Andrew Lovett (born 11 November 1982) is an Aboriginal Australian rules footballer who played in the Australian Football League (AFL) for Essendon between 2005 and 2009. He was traded to St Kilda at the end of the 2009 season, but his contract was terminated in February 2010 before he ever played a game for the club.

== Early life ==
Lovett has Indigenous Australian heritage and his tribal ancestry can be traced to the Gunditjmara. He is the cousin of Nathan Lovett-Murray.

Lovett played for the Northern Knights in the TAC Cup and North Heidelberg in the Northern Football League before relocating to Perth to play for East Perth in the West Australian Football League (WAFL), where he hoped he could be drafted into the AFL.

== AFL career ==
Lovett was selected by Essendon in 2003 in the Rookie Draft. He remained a rookie, playing for the Bendigo Bombers, until he made his AFL debut against Hawthorn.

Lovett was a member of the Australian team that won the Cormac McAnallen Cup during the 2005 International Rules Series. He also won the Anzac Day Medal in 2005.

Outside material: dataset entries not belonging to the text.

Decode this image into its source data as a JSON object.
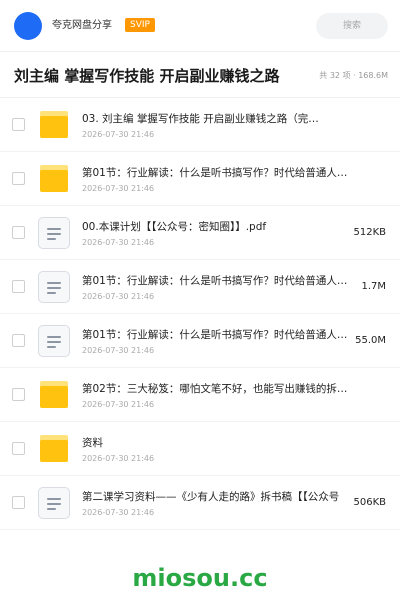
{
  "header": {
    "user_name": "夸克网盘分享",
    "badge": "SVIP",
    "search_placeholder": "搜索"
  },
  "folder": {
    "title": "刘主编 掌握写作技能 开启副业赚钱之路",
    "meta": "共 32 项 · 168.6M"
  },
  "files": [
    {
      "type": "folder",
      "name": "03. 刘主编 掌握写作技能 开启副业赚钱之路（完…",
      "date": "2026-07-30 21:46",
      "size": ""
    },
    {
      "type": "folder",
      "name": "第01节：行业解读：什么是听书搞写作？时代给普通人…",
      "date": "2026-07-30 21:46",
      "size": ""
    },
    {
      "type": "file",
      "name": "00.本课计划【【公众号：密知圈】】.pdf",
      "date": "2026-07-30 21:46",
      "size": "512KB"
    },
    {
      "type": "file",
      "name": "第01节：行业解读：什么是听书搞写作？时代给普通人…",
      "date": "2026-07-30 21:46",
      "size": "1.7M"
    },
    {
      "type": "file",
      "name": "第01节：行业解读：什么是听书搞写作？时代给普通人…",
      "date": "2026-07-30 21:46",
      "size": "55.0M"
    },
    {
      "type": "folder",
      "name": "第02节：三大秘笈：哪怕文笔不好，也能写出赚钱的拆…",
      "date": "2026-07-30 21:46",
      "size": ""
    },
    {
      "type": "folder",
      "name": "资料",
      "date": "2026-07-30 21:46",
      "size": ""
    },
    {
      "type": "file",
      "name": "第二课学习资料——《少有人走的路》拆书稿【【公众号",
      "date": "2026-07-30 21:46",
      "size": "506KB"
    }
  ],
  "watermark": "miosou.cc",
  "colors": {
    "accent": "#1e6bf5",
    "badge": "#ff9800",
    "folder": "#ffc20e",
    "watermark": "#2aa844"
  }
}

At the end of the 2008 season, Lovett was mentioned as a potential trade for Essendon. The Geelong Football Club were said to be the most interested in securing the lively forward who still had one year to run on his contract at Essendon. Although a trade did not eventuate, his form in the 2009 season saw another offer - this time from St Kilda, who traded their first round pick (#16). Lovett accepted the move despite other offers (from the Brisbane Lions and Port Adelaide) to remain in Melbourne with his family and friends whilst having the prospects of being involved in a premiership team. He was later given the number 9 guernsey, which was last worn by goalkicker Fraser Gehrig.

In December 2009 Lovett was suspended indefinitely by the St Kilda Football Club following allegations of being involved in a sexual assault and on 16 February 2010 he was dismissed from the club when rape charges were laid. On 25 July 2011, Lovett was acquitted of the charges.

In the time between his dismissal from St Kilda and his acquittal, Lovett returned to East Perth to play the latter half of the 2010 WAFL season. He then played for the NFL's Fitzroy Stars Football Club in 2011.

Lovett nominated for the AFL rookie draft in 2011 and again in 2014 but was not selected in either draft.

In 2024, Lovett received an eight month prison sentence after pleading guilty to 24 charges relating to domestic violence between February 2020 and December 2023.